Более того, существует проблема, которая уже отмечена и обсуждается в международных дебатах о литературном каноне. Критика канона часто имеет тенденцию создавать новый канон. Другими словами, также стоило бы задаться вопросом, привела ли нынешняя дискуссия к более плюралистическому знанию авторов.
3.
Я не верю, что в последние годы стала более известна, например, выдающаяся поэтесса Гилка Мачадо, тоже африканского происхождения, чью поэзию я считаю выдающейся литературной и эстетической ценностью. Точно так же меня впечатляет то, что поэзия Эдимильсона де Алмейды Перейры менее известна на современной бразильской сцене, чем более упрощенные стихи меньшего литературного качества.
По этой же причине я считаю, что это не совсем открытие множественности, а в значительной степени просто замена одних канонических авторов другими. И, по сути, это фактически сигнализирует об обеднении книг для чтения у ряда студентов не только основного образования, но и бакалавриата по литературе и литературоведению, пришедших в учебные заведения с одинаковыми и сокращенными литературными ссылками (и это стоит еще мыслить оптимистично, так как на литературных курсах много студентов, которые даже читать литературу не любят). У нас есть достаточно оснований подозревать, что даже подготовка учителей португальского языка весьма ограничена и скудна.
Мне хотелось бы сообщить о многих случаях из моей собственной семьи. Но для иллюстрации этой мысли я приведу лишь один-два случая из своей педагогической практики.
Когда я отвечал за предмет «Португальская литература II», который охватывает барокко, аркадизм и романтизм, студент университета спросил меня, почему я преподаю Антониу Виейру, а не критический взгляд на Антониу Виейру. За этим вопросом стоит несколько сомнительных предположений. Я упомяну только два: (i) критика и/или история литературы могут заменить прямой контакт с литературными произведениями; (ii) обучение автора автоматически означает согласие или поддержку его точки зрения.
Мой собственный опыт был также подтвержден сообщением коллеги, учителя литературы в начальной школе штата Сан-Паулу, который столкнулся с родителями, которые не хотели, чтобы письмо Перо Вас де Каминья было прочитано в школьном контексте из-за его расистского содержания. и колониальное содержание.
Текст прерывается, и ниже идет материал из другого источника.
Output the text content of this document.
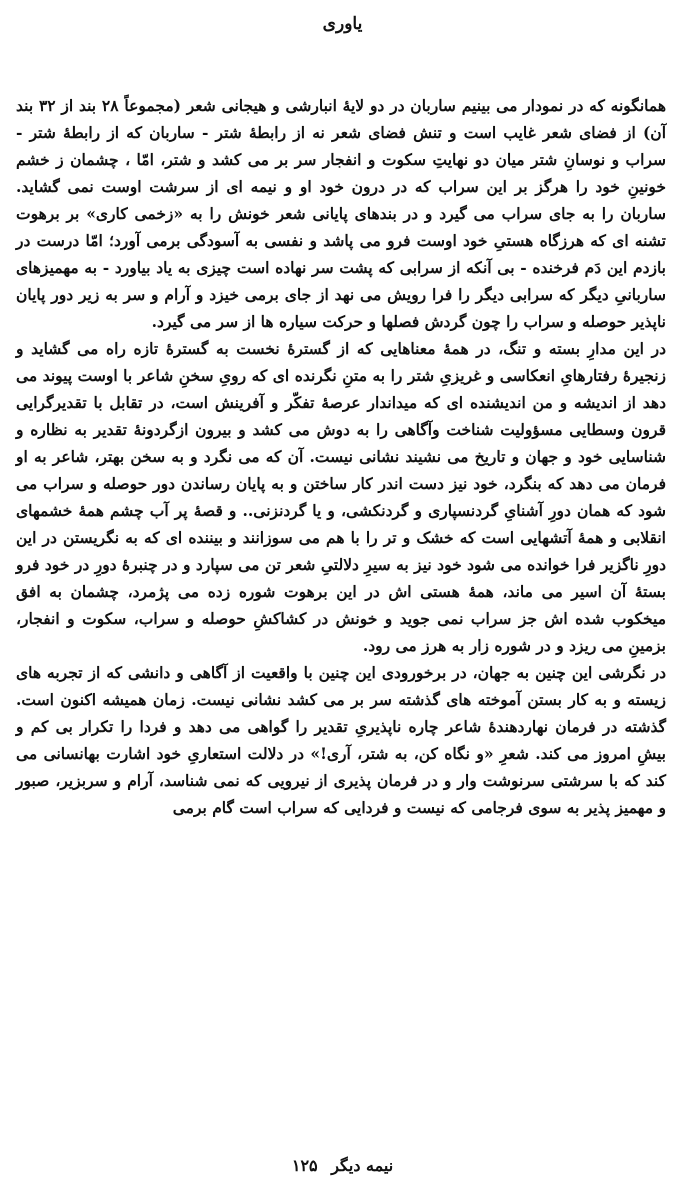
یاوری

همانگونه که در نمودار می بینیم ساربان در دو لایهٔ انبارشی و هیجانی شعر (مجموعاً ۲۸ بند از ۳۲ بند آن) از فضای شعر غایب است و تنش فضای شعر نه از رابطهٔ شتر - ساربان که از رابطهٔ شتر - سراب و نوسانِ شتر میان دو نهایتِ سکوت و انفجار سر بر می کشد و شتر، امّا ، چشمان ز خشم خونینِ خود را هرگز بر این سراب که در درون خود او و نیمه ای از سرشت اوست نمی گشاید. ساربان را به جای سراب می گیرد و در بندهای پایانی شعر خونش را به «زخمی کاری» بر برهوت تشنه ای که هرزگاه هستیِ خود اوست فرو می پاشد و نفسی به آسودگی برمی آورد؛ امّا درست در بازدم این دَم فرخنده - بی آنکه از سرابی که پشت سر نهاده است چیزی به یاد بیاورد - به مهمیزهای ساربانیِ دیگر که سرابی دیگر را فرا رویش می نهد از جای برمی خیزد و آرام و سر به زیر دور پایان ناپذیر حوصله و سراب را چون گردش فصلها و حرکت سیاره ها از سر می گیرد.

در این مدارِ بسته و تنگ، در همهٔ معناهایی که از گسترهٔ نخست به گسترهٔ تازه راه می گشاید و زنجیرهٔ رفتارهایِ انعکاسی و غریزیِ شتر را به متنِ نگرنده ای که رویِ سخنِ شاعر با اوست پیوند می دهد از اندیشه و من اندیشنده ای که میداندار عرصهٔ تفکّر و آفرینش است، در تقابل با تقدیرگرایی قرون وسطایی مسؤولیت شناخت وآگاهی را به دوش می کشد و بیرون ازگردونهٔ تقدیر به نظاره و شناسایی خود و جهان و تاریخ می نشیند نشانی نیست. آن که می نگرد و به سخن بهتر، شاعر به او فرمان می دهد که بنگرد، خود نیز دست اندر کار ساختن و به پایان رساندن دور حوصله و سراب می شود که همان دورِ آشنایِ گردنسپاری و گردنکشی، و یا گردنزنی.. و قصهٔ پر آب چشم همهٔ خشمهای انقلابی و همهٔ آتشهایی است که خشک و تر را با هم می سوزانند و بیننده ای که به نگریستن در این دورِ ناگزیر فرا خوانده می شود خود نیز به سیرِ دلالتیِ شعر تن می سپارد و در چنبرهٔ دورِ در خود فرو بستهٔ آن اسیر می ماند، همهٔ هستی اش در این برهوت شوره زده می پژمرد، چشمان به افق میخکوب شده اش جز سراب نمی جوید و خونش در کشاکشِ حوصله و سراب، سکوت و انفجار، بزمینِ می ریزد و در شوره زار به هرز می رود.

در نگرشی این چنین به جهان، در برخورودی این چنین با واقعیت از آگاهی و دانشی که از تجربه های زیسته و به کار بستن آموخته های گذشته سر بر می کشد نشانی نیست. زمان همیشه اکنون است. گذشته در فرمان نهاردهندهٔ شاعر چاره ناپذیریِ تقدیر را گواهی می دهد و فردا را تکرار بی کم و بیشِ امروز می کند. شعرِ «و نگاه کن، به شتر، آری!» در دلالت استعاریِ خود اشارت بهانسانی می کند که با سرشتی سرنوشت وار و در فرمان پذیری از نیرویی که نمی شناسد، آرام و سربزیر، صبور و مهمیز پذیر به سوی فرجامی که نیست و فردایی که سراب است گام برمی

نیمه دیگر ۱۲۵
Итак, я спрашиваю: как действовать теперь? Общаться с такими авторами, как Камоэнс, Перо Вас де Каминья и Антониу Виейра, и просто игнорировать их в школе и академической подготовке?
Еще один тревожный аспект, который, кажется, подразумевается в этом вопросе, — это идея литературного чтения как прозрачного и удобного. Словно в литературном наслаждении, и теперь я употребляю этот термин в том смысле, в каком его употребляет Ролан Барт в Удовольствие от текста, не было никакой необходимости в какой-либо конфронтации, меланхолии самого себя и т. д. Ролан Барт также обсуждает тот факт, что мы читаем произведения с идеологией, отличной от нашей, что кажется неизбежным, когда мы читаем произведения прошлого.
Нынешняя гегемонистская идея критического чтения, похоже, рекомендует только то чтение, которое подтверждает наши личные убеждения. Все больше и больше людей читают, отказываясь подвергать проверке свои взгляды, с целью расширить свой репертуар и знания о прошлых обществах.
4.
Итак, то, что авторы Эрико Андраде и Жоау Паулу Лима Силва и Фильо считают общим флагом, то есть плюрализм, игнорируется не только современными подходами к литературоведению, но, осмелюсь сказать, и гуманитарными науками в целом. Я согласен с авторами, когда они заявляют, что плюрализм является очевидным и распространенным флагом, но я не согласен с методологиями, теориями и даже эпистемологиями, с помощью которых, по их мнению, можно достичь этого плюрализма.
И это имеет последствия не только для изучения литературы, но и для соседних направлений и других школьных предметов, таких как искусство, история, социология, философия и т. д. Студенты, которые отвергают старые произведения, потому что теоретически они были бы архаичными и имели идеологию, отличную от нашей, также обычно имеют меньшие способности к чтению. Вся эта ситуация свидетельствует о явном обеднении культурного репертуара учащихся начальных и высших учебных заведений.
Мы можем выдвинуть еще несколько возражений против литературной критики, связанной с биографическим профилем. Я слышал мнение, что Кларисе Лиспектор негде было говорить, когда она писала. звездный час. Исторический материализм, экзистенциализм, постструктурализм... все эти теоретические течения сигнализировали о более тонком видении идентичности человека, чем то, которое сегодня в моде из-за грубого использования понятия «места речи».
Возьмем в качестве примера классический теоретический текст постколониализма в литературных и культурных исследованиях: Может субалтерн говорить?, автор: индийская Гаятри Спивак, проживающая в США. В работе поднимается множество актуальных вопросов о предполагаемом непрерывном тождестве между биографическим профилем и политическим положением.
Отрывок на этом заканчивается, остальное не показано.